I think this is why Jesus was motivated by compassion to heal. It wasn’t his primary objective… but when he saw someone suffering, his compassion stopped him. He saw a leper and healed him, he saw a guy who couldn’t walk and healed him, he crossed paths with countless others and healed them, too. It’s like Jesus just couldn’t help himself, like he was thinking, “I know this isn’t what I’m ultimately here for, but here – let me fix that for you, just don’t tell anyone…” And maybe that explains all the hush-hush about the healings. Like a grandparent who lets the kids have ice cream on a weekday: “Just don’t tell your parents!”
So Jesus’ primary purpose was saving us from our sins… but his compassion motivated him to heal people along the way.
Now, followers of Christ: How do we follow that example?
This is a tricky one. We might even be tempted to dismiss it altogether, because we can’t heal. I mean, maybe you can – but that’s not a spiritual gift most of us possess.
But that doesn’t mean we can’t follow Jesus’ example in healing.
First off, we can pray. We do this at Andrews UMC every Sunday: naming aloud those who are suffering from physical ailments and committing to pray for them throughout the week. When we do this, it’s as much a mystery as it was when Jesus was physically present in this world. Jesus didn’t heal every single person then, and he doesn’t heal every single person we pray for. I don’t know why that is. But I do know we are lifting our prayers up to the same Jesus who was motivated by compassion, whose guts drove him to help anyone he could. I know that Jesus hears our prayers with tender compassion. So we pray and trust that Jesus will heal those who can be healed… and, ultimately, that Jesus has healed everyone from the sin that might otherwise threaten our eternal life with God.

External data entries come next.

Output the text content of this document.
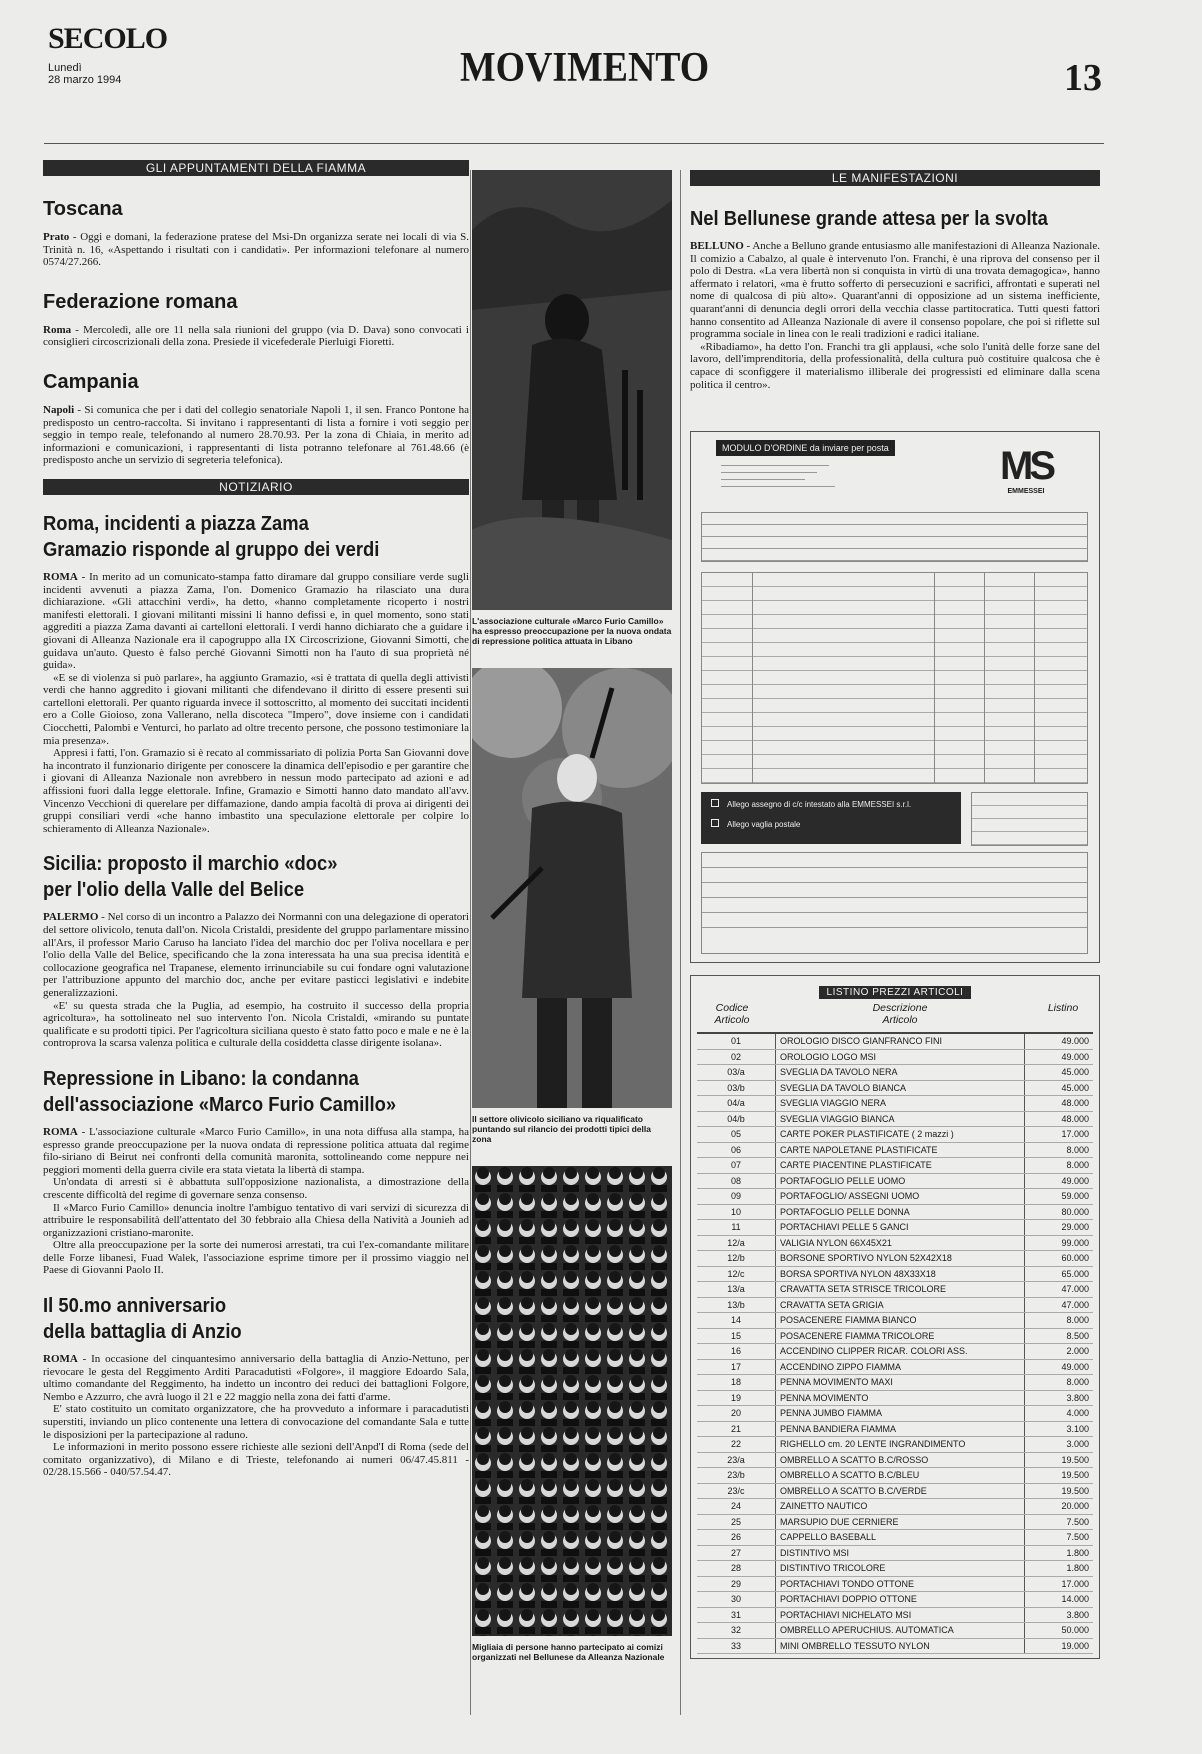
SECOLO
Lunedì
28 marzo 1994	MOVIMENTO	13
GLI APPUNTAMENTI DELLA FIAMMA
Toscana

Prato - Oggi e domani, la federazione pratese del Msi-Dn organizza serate nei locali di via S. Trinità n. 16, «Aspettando i risultati con i candidati». Per informazioni telefonare al numero 0574/27.266.

Federazione romana

Roma - Mercoledì, alle ore 11 nella sala riunioni del gruppo (via D. Dava) sono convocati i consiglieri circoscrizionali della zona. Presiede il vicefederale Pierluigi Fioretti.

Campania

Napoli - Si comunica che per i dati del collegio senatoriale Napoli 1, il sen. Franco Pontone ha predisposto un centro-raccolta. Si invitano i rappresentanti di lista a fornire i voti seggio per seggio in tempo reale, telefonando al numero 28.70.93. Per la zona di Chiaia, in merito ad informazioni e comunicazioni, i rappresentanti di lista potranno telefonare al 761.48.66 (è predisposto anche un servizio di segreteria telefonica).

NOTIZIARIO
Roma, incidenti a piazza Zama
Gramazio risponde al gruppo dei verdi

ROMA - In merito ad un comunicato-stampa fatto diramare dal gruppo consiliare verde sugli incidenti avvenuti a piazza Zama, l'on. Domenico Gramazio ha rilasciato una dura dichiarazione. «Gli attacchini verdi», ha detto, «hanno completamente ricoperto i nostri manifesti elettorali. I giovani militanti missini li hanno defissi e, in quel momento, sono stati aggrediti a piazza Zama davanti ai cartelloni elettorali. I verdi hanno dichiarato che a guidare i giovani di Alleanza Nazionale era il capogruppo alla IX Circoscrizione, Giovanni Simotti, che guidava un'auto. Questo è falso perché Giovanni Simotti non ha l'auto di sua proprietà né guida».

«E se di violenza si può parlare», ha aggiunto Gramazio, «si è trattata di quella degli attivisti verdi che hanno aggredito i giovani militanti che difendevano il diritto di essere presenti sui cartelloni elettorali. Per quanto riguarda invece il sottoscritto, al momento dei succitati incidenti ero a Colle Gioioso, zona Vallerano, nella discoteca "Impero", dove insieme con i candidati Ciocchetti, Palombi e Venturci, ho parlato ad oltre trecento persone, che possono testimoniare la mia presenza».

Appresi i fatti, l'on. Gramazio si è recato al commissariato di polizia Porta San Giovanni dove ha incontrato il funzionario dirigente per conoscere la dinamica dell'episodio e per garantire che i giovani di Alleanza Nazionale non avrebbero in nessun modo partecipato ad azioni e ad affissioni fuori dalla legge elettorale. Infine, Gramazio e Simotti hanno dato mandato all'avv. Vincenzo Vecchioni di querelare per diffamazione, dando ampia facoltà di prova ai dirigenti dei gruppi consiliari verdi «che hanno imbastito una speculazione elettorale per colpire lo schieramento di Alleanza Nazionale».

Sicilia: proposto il marchio «doc»
per l'olio della Valle del Belice

PALERMO - Nel corso di un incontro a Palazzo dei Normanni con una delegazione di operatori del settore olivicolo, tenuta dall'on. Nicola Cristaldi, presidente del gruppo parlamentare missino all'Ars, il professor Mario Caruso ha lanciato l'idea del marchio doc per l'oliva nocellara e per l'olio della Valle del Belice, specificando che la zona interessata ha una sua precisa identità e collocazione geografica nel Trapanese, elemento irrinunciabile su cui fondare ogni valutazione per l'attribuzione appunto del marchio doc, anche per evitare pasticci legislativi e indebite generalizzazioni.

«E' su questa strada che la Puglia, ad esempio, ha costruito il successo della propria agricoltura», ha sottolineato nel suo intervento l'on. Nicola Cristaldi, «mirando su puntate qualificate e su prodotti tipici. Per l'agricoltura siciliana questo è stato fatto poco e male e ne è la controprova la scarsa valenza politica e culturale della cosiddetta classe dirigente isolana».

Repressione in Libano: la condanna
dell'associazione «Marco Furio Camillo»

ROMA - L'associazione culturale «Marco Furio Camillo», in una nota diffusa alla stampa, ha espresso grande preoccupazione per la nuova ondata di repressione politica attuata dal regime filo-siriano di Beirut nei confronti della comunità maronita, sottolineando come neppure nei peggiori momenti della guerra civile era stata vietata la libertà di stampa.

Un'ondata di arresti si è abbattuta sull'opposizione nazionalista, a dimostrazione della crescente difficoltà del regime di governare senza consenso.

Il «Marco Furio Camillo» denuncia inoltre l'ambiguo tentativo di vari servizi di sicurezza di attribuire le responsabilità dell'attentato del 30 febbraio alla Chiesa della Natività a Jounieh ad organizzazioni cristiano-maronite.

Oltre alla preoccupazione per la sorte dei numerosi arrestati, tra cui l'ex-comandante militare delle Forze libanesi, Fuad Walek, l'associazione esprime timore per il prossimo viaggio nel Paese di Giovanni Paolo II.

Il 50.mo anniversario
della battaglia di Anzio

ROMA - In occasione del cinquantesimo anniversario della battaglia di Anzio-Nettuno, per rievocare le gesta del Reggimento Arditi Paracadutisti «Folgore», il maggiore Edoardo Sala, ultimo comandante del Reggimento, ha indetto un incontro dei reduci dei battaglioni Folgore, Nembo e Azzurro, che avrà luogo il 21 e 22 maggio nella zona dei fatti d'arme.

E' stato costituito un comitato organizzatore, che ha provveduto a informare i paracadutisti superstiti, inviando un plico contenente una lettera di convocazione del comandante Sala e tutte le disposizioni per la partecipazione al raduno.

Le informazioni in merito possono essere richieste alle sezioni dell'Anpd'I di Roma (sede del comitato organizzativo), di Milano e di Trieste, telefonando ai numeri 06/47.45.811 - 02/28.15.566 - 040/57.54.47.

L'associazione culturale «Marco Furio Camillo» ha espresso preoccupazione per la nuova ondata di repressione politica attuata in Libano

Il settore olivicolo siciliano va riqualificato puntando sul rilancio dei prodotti tipici della zona

Migliaia di persone hanno partecipato ai comizi organizzati nel Bellunese da Alleanza Nazionale

LE MANIFESTAZIONI
Nel Bellunese grande attesa per la svolta

BELLUNO - Anche a Belluno grande entusiasmo alle manifestazioni di Alleanza Nazionale. Il comizio a Cabalzo, al quale è intervenuto l'on. Franchi, è una riprova del consenso per il polo di Destra. «La vera libertà non si conquista in virtù di una trovata demagogica», hanno affermato i relatori, «ma è frutto sofferto di persecuzioni e sacrifici, affrontati e superati nel nome di qualcosa di più alto». Quarant'anni di opposizione ad un sistema inefficiente, quarant'anni di denuncia degli orrori della vecchia classe partitocratica. Tutti questi fattori hanno consentito ad Alleanza Nazionale di avere il consenso popolare, che poi si riflette sul programma sociale in linea con le reali tradizioni e radici italiane.

«Ribadiamo», ha detto l'on. Franchi tra gli applausi, «che solo l'unità delle forze sane del lavoro, dell'imprenditoria, della professionalità, della cultura può costituire qualcosa che è capace di sconfiggere il materialismo illiberale dei progressisti ed eliminare dalla scena politica il centro».

MODULO D'ORDINE da inviare per posta	MS
EMMESSEI
Allego assegno di c/c intestato alla EMMESSEI s.r.l.
Allego vaglia postale
LISTINO PREZZI ARTICOLI
Codice
Articolo
Descrizione
Articolo
Listino
01	OROLOGIO DISCO GIANFRANCO FINI	49.000
02	OROLOGIO LOGO MSI	49.000
03/a	SVEGLIA DA TAVOLO NERA	45.000
03/b	SVEGLIA DA TAVOLO BIANCA	45.000
04/a	SVEGLIA VIAGGIO NERA	48.000
04/b	SVEGLIA VIAGGIO BIANCA	48.000
05	CARTE POKER PLASTIFICATE ( 2 mazzi )	17.000
06	CARTE NAPOLETANE PLASTIFICATE	8.000
07	CARTE PIACENTINE PLASTIFICATE	8.000
08	PORTAFOGLIO PELLE UOMO	49.000
09	PORTAFOGLIO/ ASSEGNI UOMO	59.000
10	PORTAFOGLIO PELLE DONNA	80.000
11	PORTACHIAVI PELLE 5 GANCI	29.000
12/a	VALIGIA NYLON 66X45X21	99.000
12/b	BORSONE SPORTIVO NYLON 52X42X18	60.000
12/c	BORSA SPORTIVA NYLON 48X33X18	65.000
13/a	CRAVATTA SETA STRISCE TRICOLORE	47.000
13/b	CRAVATTA SETA GRIGIA	47.000
14	POSACENERE FIAMMA BIANCO	8.000
15	POSACENERE FIAMMA TRICOLORE	8.500
16	ACCENDINO CLIPPER RICAR. COLORI ASS.	2.000
17	ACCENDINO ZIPPO FIAMMA	49.000
18	PENNA MOVIMENTO MAXI	8.000
19	PENNA MOVIMENTO	3.800
20	PENNA JUMBO FIAMMA	4.000
21	PENNA BANDIERA FIAMMA	3.100
22	RIGHELLO cm. 20 LENTE INGRANDIMENTO	3.000
23/a	OMBRELLO A SCATTO B.C/ROSSO	19.500
23/b	OMBRELLO A SCATTO B.C/BLEU	19.500
23/c	OMBRELLO A SCATTO B.C/VERDE	19.500
24	ZAINETTO NAUTICO	20.000
25	MARSUPIO DUE CERNIERE	7.500
26	CAPPELLO BASEBALL	7.500
27	DISTINTIVO MSI	1.800
28	DISTINTIVO TRICOLORE	1.800
29	PORTACHIAVI TONDO OTTONE	17.000
30	PORTACHIAVI DOPPIO OTTONE	14.000
31	PORTACHIAVI NICHELATO MSI	3.800
32	OMBRELLO APERUCHIUS. AUTOMATICA	50.000
33	MINI OMBRELLO TESSUTO NYLON	19.000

We pray for healing… and then we are moved by compassion to act. When we pray for others, it changes our hearts. This happens to me each week: when people are added to our church prayer list I bring them to God each day, and when I name them to God each day my heart grows tender for them. Then, sometimes, God reveals to me a way I can help answer that prayer. I might not be able to heal the sick – but I can write a card, make a visit, give someone a ride, drop off some ginger ale and crackers. We do what we can, even when it doesn’t provide the full, miraculous healing we might hope for. We do those things because, like the Jesus we follow, we are motivated by compassion.
We pray for healing… we are moved by compassion to act… but always, like Jesus, we prioritize forgiveness. By saying that, I don’t want to be insensitive to those who need physical healing. When my mom was dying of cancer, I’ll tell you I was praying for the miraculous disappearance of that brain tumor far more than I was praying for her forgiveness. But that doesn’t change the fact that we are in desperate need of forgiveness. Forgiveness is like a sigh of relief for our souls – and we have the ability to offer it to others. We can teach people about the forgiveness that Jesus makes possible, and that’s good. But even better is to live into it, to show that we believe in forgiveness by “forgiving those who trespass against us,” as the Lord’s Prayer says.
We are followers of Christ – the Christ who was moved by compassion to heal but whose primary purpose was the forgiveness of sins.
And doesn’t the world desperately need that kind of healing?
So we pray for those who need healing.
We let compassion move us to do what we can to help.
And we extend the same radical forgiveness to others that Christ has given to us.